The --delay option is worth noting: on a busy database, hammering a hundred DELETE statements back-to-back can cause lock contention. A small sleep between iterations keeps the purge from competing with production traffic.

The command runs behind two crontab entries with different thresholds:

# Hourly: keep 30 revisions per IRI, process 100 IRIs per run
0 * * * * php bin/console app:purge:revision --max-revisions 30 --limit 100

# Nightly: for content untouched for a year, keep only 3
0 0 * * * php bin/console app:purge:revision --max-revisions 3 --limit 100 --retencyDay 365

The two-level strategy matters. The hourly job keeps 30 revisions per IRI, which is a reasonable ceiling for actively-edited content. The nightly job targets only IRIs not updated in over a year and keeps just 3. An article that hasn’t moved in twelve months doesn’t need thirty versions in its history.

What it looks like in practice

An article saved 200 times will typically keep 20 to 30 revisions after pruning: most of the recent saves, a handful from last month, one or two from each quarter of the previous year. The exact count depends on the age distribution of the saves, not on an arbitrary cap.

An article last edited two years ago might end up with 5 or 6 revisions. Recent edits are all there; the old history is compressed but not gone.

It’s not a perfect history.
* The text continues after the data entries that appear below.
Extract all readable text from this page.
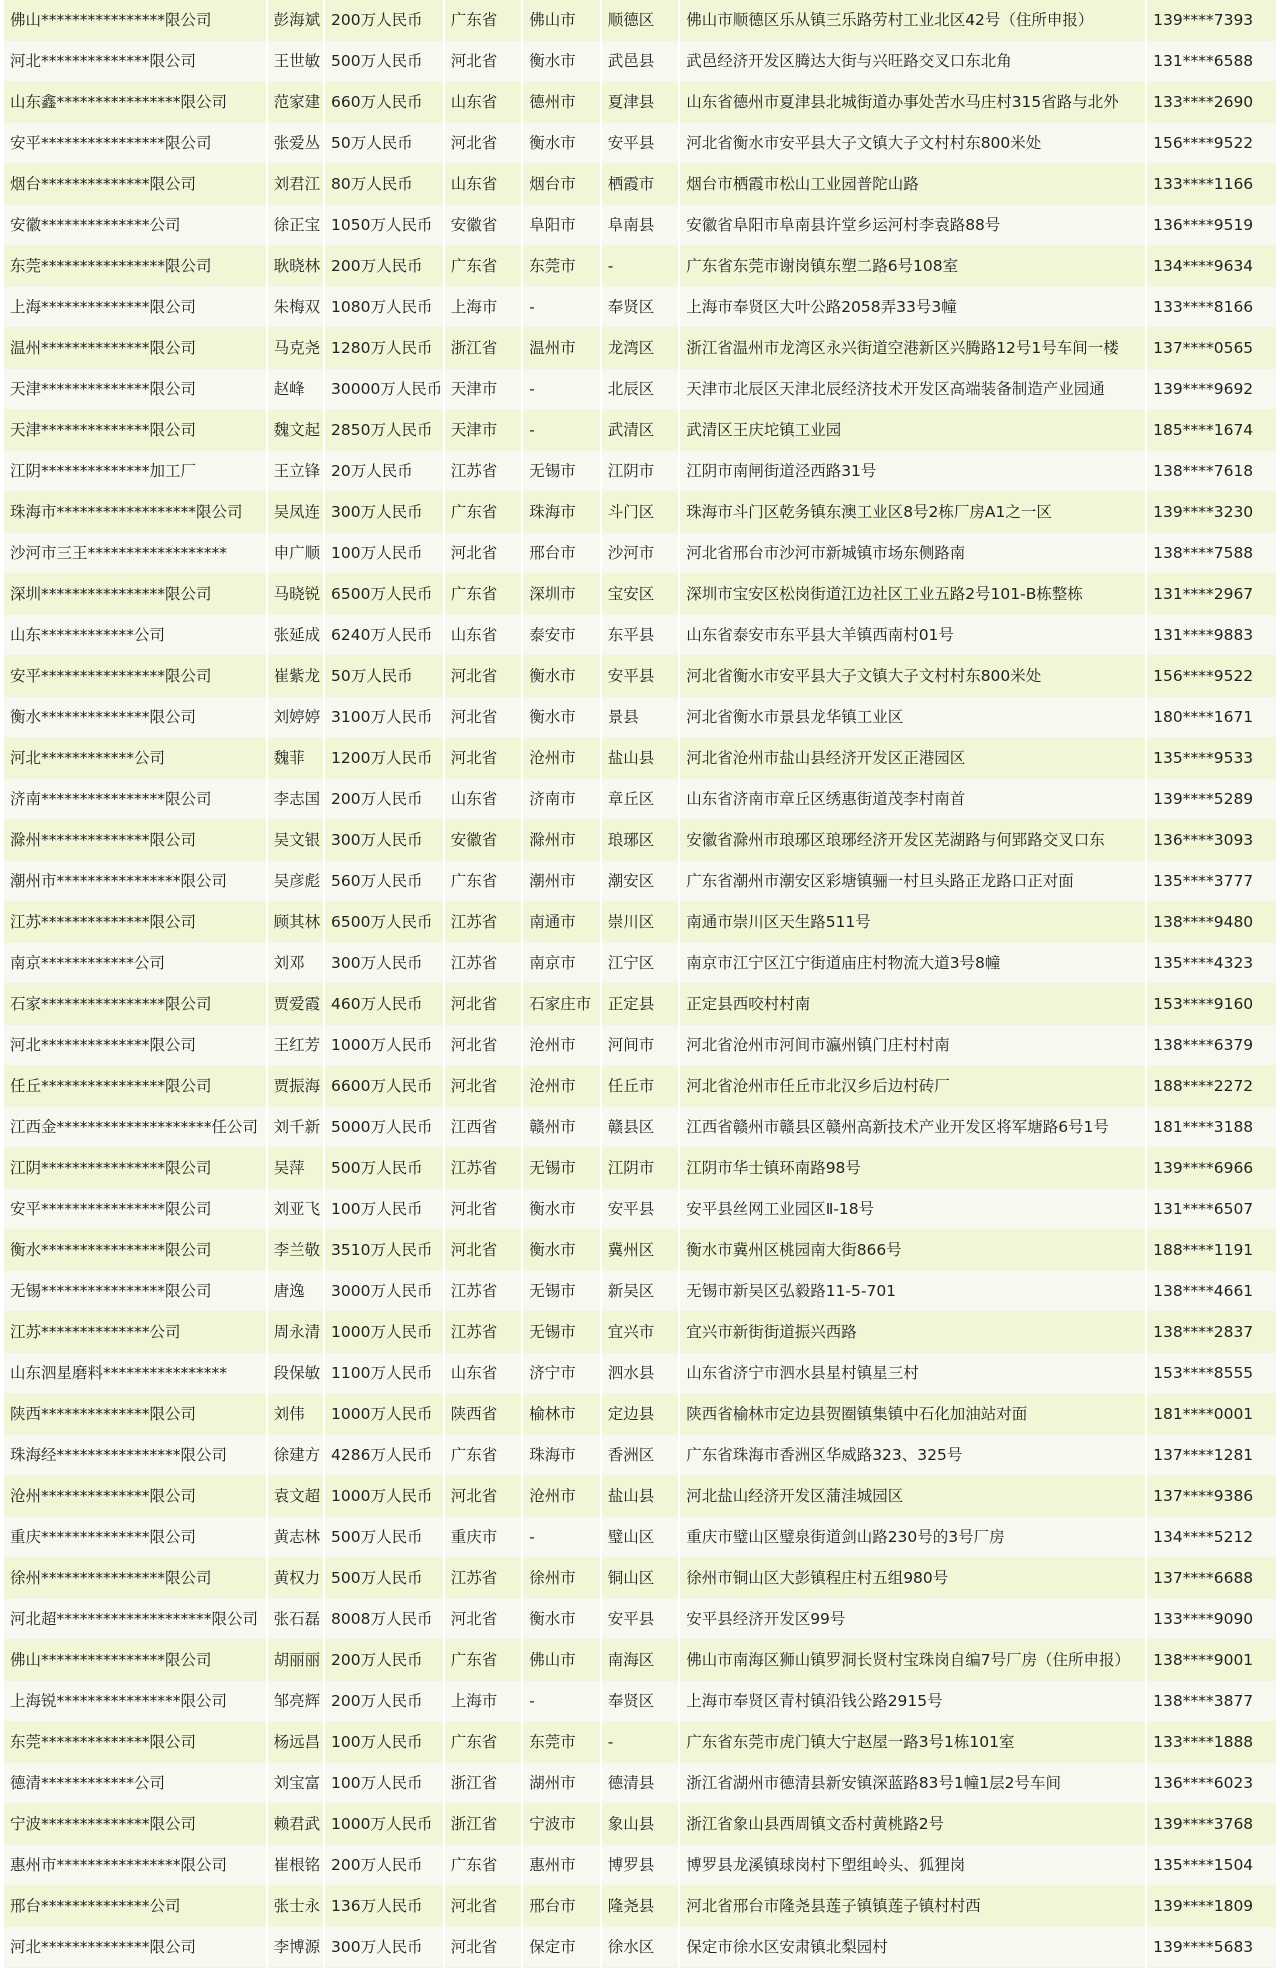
佛山****************限公司	彭海斌	200万人民币	广东省	佛山市	顺德区	佛山市顺德区乐从镇三乐路劳村工业北区42号（住所申报）	139****7393
河北**************限公司	王世敏	500万人民币	河北省	衡水市	武邑县	武邑经济开发区腾达大街与兴旺路交叉口东北角	131****6588
山东鑫****************限公司	范家建	660万人民币	山东省	德州市	夏津县	山东省德州市夏津县北城街道办事处苦水马庄村315省路与北外	133****2690
安平****************限公司	张爱丛	50万人民币	河北省	衡水市	安平县	河北省衡水市安平县大子文镇大子文村村东800米处	156****9522
烟台**************限公司	刘君江	80万人民币	山东省	烟台市	栖霞市	烟台市栖霞市松山工业园普陀山路	133****1166
安徽**************公司	徐正宝	1050万人民币	安徽省	阜阳市	阜南县	安徽省阜阳市阜南县许堂乡运河村李袁路88号	136****9519
东莞****************限公司	耿晓林	200万人民币	广东省	东莞市	-	广东省东莞市谢岗镇东塑二路6号108室	134****9634
上海**************限公司	朱梅双	1080万人民币	上海市	-	奉贤区	上海市奉贤区大叶公路2058弄33号3幢	133****8166
温州**************限公司	马克尧	1280万人民币	浙江省	温州市	龙湾区	浙江省温州市龙湾区永兴街道空港新区兴腾路12号1号车间一楼	137****0565
天津**************限公司	赵峰	30000万人民币	天津市	-	北辰区	天津市北辰区天津北辰经济技术开发区高端装备制造产业园通	139****9692
天津**************限公司	魏文起	2850万人民币	天津市	-	武清区	武清区王庆坨镇工业园	185****1674
江阴**************加工厂	王立锋	20万人民币	江苏省	无锡市	江阴市	江阴市南闸街道泾西路31号	138****7618
珠海市******************限公司	吴凤连	300万人民币	广东省	珠海市	斗门区	珠海市斗门区乾务镇东澳工业区8号2栋厂房A1之一区	139****3230
沙河市三王******************	申广顺	100万人民币	河北省	邢台市	沙河市	河北省邢台市沙河市新城镇市场东侧路南	138****7588
深圳****************限公司	马晓锐	6500万人民币	广东省	深圳市	宝安区	深圳市宝安区松岗街道江边社区工业五路2号101-B栋整栋	131****2967
山东************公司	张延成	6240万人民币	山东省	泰安市	东平县	山东省泰安市东平县大羊镇西南村01号	131****9883
安平****************限公司	崔紫龙	50万人民币	河北省	衡水市	安平县	河北省衡水市安平县大子文镇大子文村村东800米处	156****9522
衡水**************限公司	刘婷婷	3100万人民币	河北省	衡水市	景县	河北省衡水市景县龙华镇工业区	180****1671
河北************公司	魏菲	1200万人民币	河北省	沧州市	盐山县	河北省沧州市盐山县经济开发区正港园区	135****9533
济南****************限公司	李志国	200万人民币	山东省	济南市	章丘区	山东省济南市章丘区绣惠街道茂李村南首	139****5289
滁州**************限公司	吴文银	300万人民币	安徽省	滁州市	琅琊区	安徽省滁州市琅琊区琅琊经济开发区芜湖路与何郢路交叉口东	136****3093
潮州市****************限公司	吴彦彪	560万人民币	广东省	潮州市	潮安区	广东省潮州市潮安区彩塘镇骊一村旦头路正龙路口正对面	135****3777
江苏**************限公司	顾其林	6500万人民币	江苏省	南通市	崇川区	南通市崇川区天生路511号	138****9480
南京************公司	刘邓	300万人民币	江苏省	南京市	江宁区	南京市江宁区江宁街道庙庄村物流大道3号8幢	135****4323
石家****************限公司	贾爱霞	460万人民币	河北省	石家庄市	正定县	正定县西咬村村南	153****9160
河北**************限公司	王红芳	1000万人民币	河北省	沧州市	河间市	河北省沧州市河间市瀛州镇门庄村村南	138****6379
任丘****************限公司	贾振海	6600万人民币	河北省	沧州市	任丘市	河北省沧州市任丘市北汉乡后边村砖厂	188****2272
江西金********************任公司	刘千新	5000万人民币	江西省	赣州市	赣县区	江西省赣州市赣县区赣州高新技术产业开发区将军塘路6号1号	181****3188
江阴****************限公司	吴萍	500万人民币	江苏省	无锡市	江阴市	江阴市华士镇环南路98号	139****6966
安平****************限公司	刘亚飞	100万人民币	河北省	衡水市	安平县	安平县丝网工业园区Ⅱ-18号	131****6507
衡水****************限公司	李兰敬	3510万人民币	河北省	衡水市	冀州区	衡水市冀州区桃园南大街866号	188****1191
无锡****************限公司	唐逸	3000万人民币	江苏省	无锡市	新吴区	无锡市新吴区弘毅路11-5-701	138****4661
江苏**************公司	周永清	1000万人民币	江苏省	无锡市	宜兴市	宜兴市新街街道振兴西路	138****2837
山东泗星磨料****************	段保敏	1100万人民币	山东省	济宁市	泗水县	山东省济宁市泗水县星村镇星三村	153****8555
陕西**************限公司	刘伟	1000万人民币	陕西省	榆林市	定边县	陕西省榆林市定边县贺圈镇集镇中石化加油站对面	181****0001
珠海经****************限公司	徐建方	4286万人民币	广东省	珠海市	香洲区	广东省珠海市香洲区华威路323、325号	137****1281
沧州**************限公司	袁文超	1000万人民币	河北省	沧州市	盐山县	河北盐山经济开发区蒲洼城园区	137****9386
重庆**************限公司	黄志林	500万人民币	重庆市	-	璧山区	重庆市璧山区璧泉街道剑山路230号的3号厂房	134****5212
徐州****************限公司	黄权力	500万人民币	江苏省	徐州市	铜山区	徐州市铜山区大彭镇程庄村五组980号	137****6688
河北超********************限公司	张石磊	8008万人民币	河北省	衡水市	安平县	安平县经济开发区99号	133****9090
佛山****************限公司	胡丽丽	200万人民币	广东省	佛山市	南海区	佛山市南海区狮山镇罗洞长贤村宝珠岗自编7号厂房（住所申报）	138****9001
上海锐****************限公司	邹亮辉	200万人民币	上海市	-	奉贤区	上海市奉贤区青村镇沿钱公路2915号	138****3877
东莞**************限公司	杨远昌	100万人民币	广东省	东莞市	-	广东省东莞市虎门镇大宁赵屋一路3号1栋101室	133****1888
德清************公司	刘宝富	100万人民币	浙江省	湖州市	德清县	浙江省湖州市德清县新安镇深蓝路83号1幢1层2号车间	136****6023
宁波**************限公司	赖君武	1000万人民币	浙江省	宁波市	象山县	浙江省象山县西周镇文岙村黄桃路2号	139****3768
惠州市****************限公司	崔根铭	200万人民币	广东省	惠州市	博罗县	博罗县龙溪镇球岗村下塱组岭头、狐狸岗	135****1504
邢台**************公司	张士永	136万人民币	河北省	邢台市	隆尧县	河北省邢台市隆尧县莲子镇镇莲子镇村村西	139****1809
河北**************限公司	李博源	300万人民币	河北省	保定市	徐水区	保定市徐水区安肃镇北梨园村	139****5683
It’s a useful one.

The line between DQL and raw SQL

The window function attempt isn’t a failure worth hiding. It’s a useful data point: FunctionNode works well for scalar functions in WHERE and SELECT positions, but composing a full ROW_NUMBER() OVER (PARTITION BY ... ORDER BY ...) expression in DQL is harder than it looks. The grammar extension, the AST nodes, the SQL walker integration: it’s a non-trivial amount of code for something that native SQL handles in three lines.

The practical boundary is roughly this: if a PostgreSQL feature maps to a function call with fixed arity, custom DQL works. If it requires new clause syntax (window frames, CTEs, lateral joins), native DBAL is usually the better trade-off.